The main character of Donna Jo Napoli's "Breath"—subverted in that he doesn't really act the part, as he is very active throughout the story. (The epilogue to the story later explains that he has cystic fibrosis, and the story occurs during a time when nobody knew what that was, and it was a one-way ticket to an early and painful death.)
Also David's younger brother Bernard, who also led an astray life and is dying of tuberculosis in prison, lamenting how he couldn't fulfill a promise that he made to a child. David, as the Death Cart Rider, promises to fill that vow and helps Bernard to die in peace.
The Changeover: Jacko is being preyed upon by a sort of energy vampire, which prompts magical action on the part of his older sister.
Linton Heathcliff of Wuthering Heights is a cowardly, emotionally manipulative Spoiled Brat Ill Boy who constantly uses his illness to get what he wants, or at least to make other people miserable.
As mentioned above, while Janet Pecq from Jack and Jill suffered almost crippling damage to her back, her boyfriend Jack Minot got severe wounds to his right leg. His injuries aren't as bad as Jill's, but he also must go through lots of therapy and Character Development.
Jack's Big Brother Mentor Ed is slightly delicate, but nothing too big. But all of a sudden, towards the end of the book Ed gets so sick that hedies, and poor Jack suffers a HUGE Heroic BSOD when this happens.
The plot of Papelucho en la Clínica is kickstarted when Papelucho befriends Casimiro alias "Casi", a Lonely Rich Kid who's about to be operated on. They switch places for a prank, then Papelucho is operated instead by mistake and a scared Casimiro goes home to tell his dad about it. And halfway through the book, Casimiro has a relapse in his illness and is operated for real.
What Katy Did gives us Phil, Katy's only brother, in the fourth book (Clover). He and his sister Clover go to Colorado so he can properly recover.
Paul Strobe aka the lead male from Barbara Conklin's P.S I love you. And when he dies, he becomes the female lead Mariah's Lost Lenore.

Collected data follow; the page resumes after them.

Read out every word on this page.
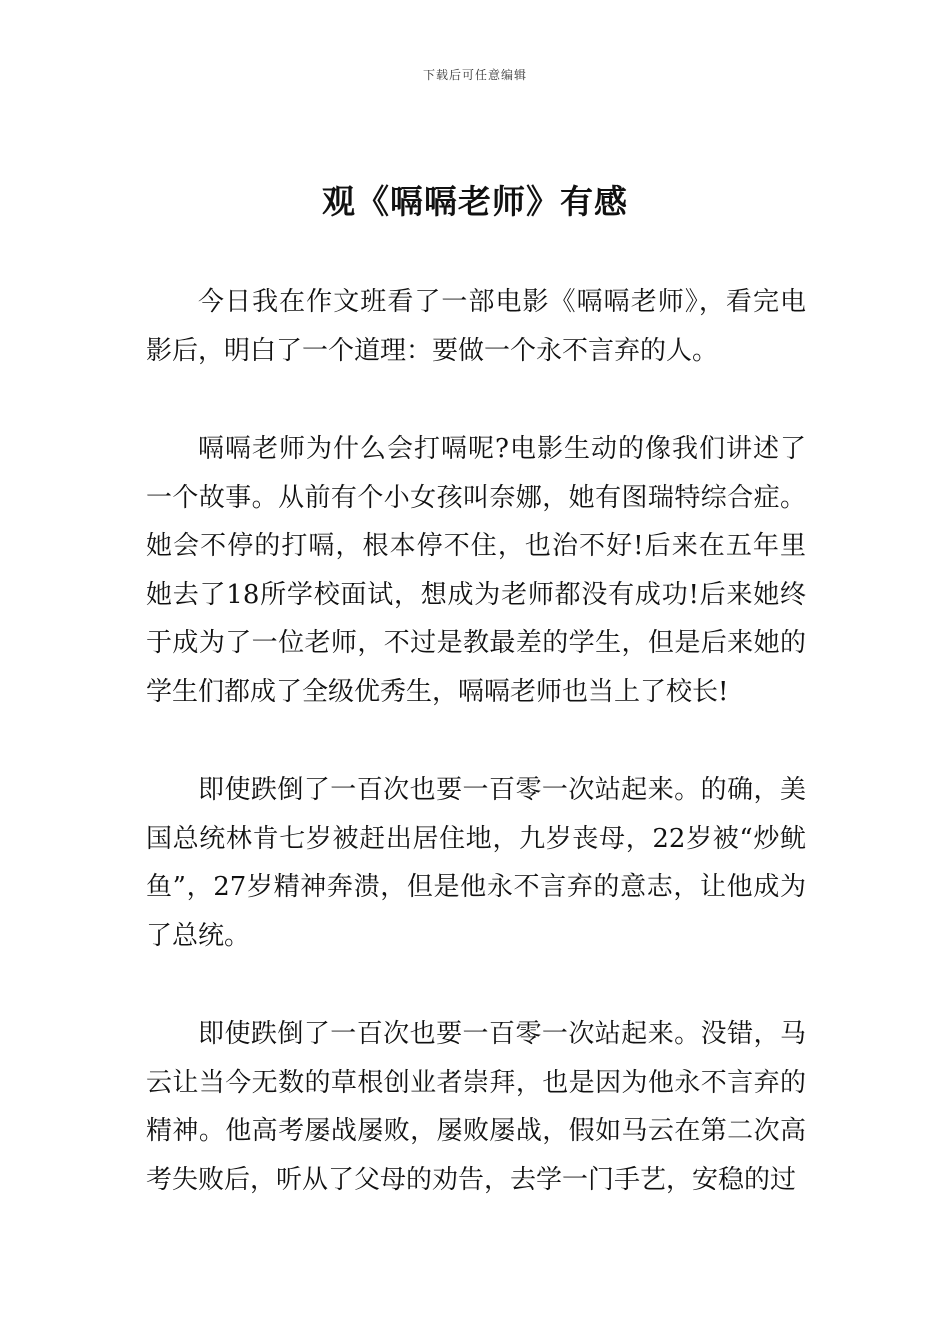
下载后可任意编辑
观《嗝嗝老师》有感

今日我在作文班看了一部电影《嗝嗝老师》，看完电影后，明白了一个道理：要做一个永不言弃的人。

嗝嗝老师为什么会打嗝呢?电影生动的像我们讲述了一个故事。从前有个小女孩叫奈娜，她有图瑞特综合症。她会不停的打嗝，根本停不住，也治不好!后来在五年里她去了18所学校面试，想成为老师都没有成功!后来她终于成为了一位老师，不过是教最差的学生，但是后来她的学生们都成了全级优秀生，嗝嗝老师也当上了校长!

即使跌倒了一百次也要一百零一次站起来。的确，美国总统林肯七岁被赶出居住地，九岁丧母，22岁被“炒鱿鱼”，27岁精神奔溃，但是他永不言弃的意志，让他成为了总统。

即使跌倒了一百次也要一百零一次站起来。没错，马云让当今无数的草根创业者崇拜，也是因为他永不言弃的精神。他高考屡战屡败，屡败屡战，假如马云在第二次高考失败后，听从了父母的劝告，去学一门手艺，安稳的过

Toklo's brother Tobi from Seeker Bears is first shown to be seriously ill and is too weak to talk, play, and even walk. In the sixth chapter of The Quest Begins, he finally dies and is shown to be very healthy as a spirit. Tolo's Story, however, shows that he wasn't always ill. Being swept away in a river (before being rescued by Oka) was the result of the ill cub we see at the beginning of the series.
In The Fault in Our Stars, Augustus's Backstory is that he was once one of these, which allows him a certain understanding of the plight of Ill Girl Hazel. Fortunately, he got better. Not. His cancer was merely hiding, and it ultimately comes back to claim his life.
Jem Carstairs from The Infernal Devices has to take a drug to battle a disease he got from being tortured as a child and coughs up blood if he goes too long without it.
Raistlin Majere from Dragonlance. He is a sickly child to begin with, and after his health is shattered in the Tower, he suffers from a disease that resembles tuberculosis or, since it is not contagious, a very dramatic version of asthma.
Renarin Kholin from The Stormlight Archive has a blood weakness that prevents him from fighting, which a source of angst for him, since he is part of the royal family of a warlike culture. In the second book, he says that he has epilepsy.
Twilight: This trope is the reason why Edward Cullen became a vampire. More exactly, in 1918, a 16-year-old Edward and his mother were dying from Spanish flu. She took him to Dr. Carlisle Cullen, begged him to save Edward at any cost, then died. You know what followed.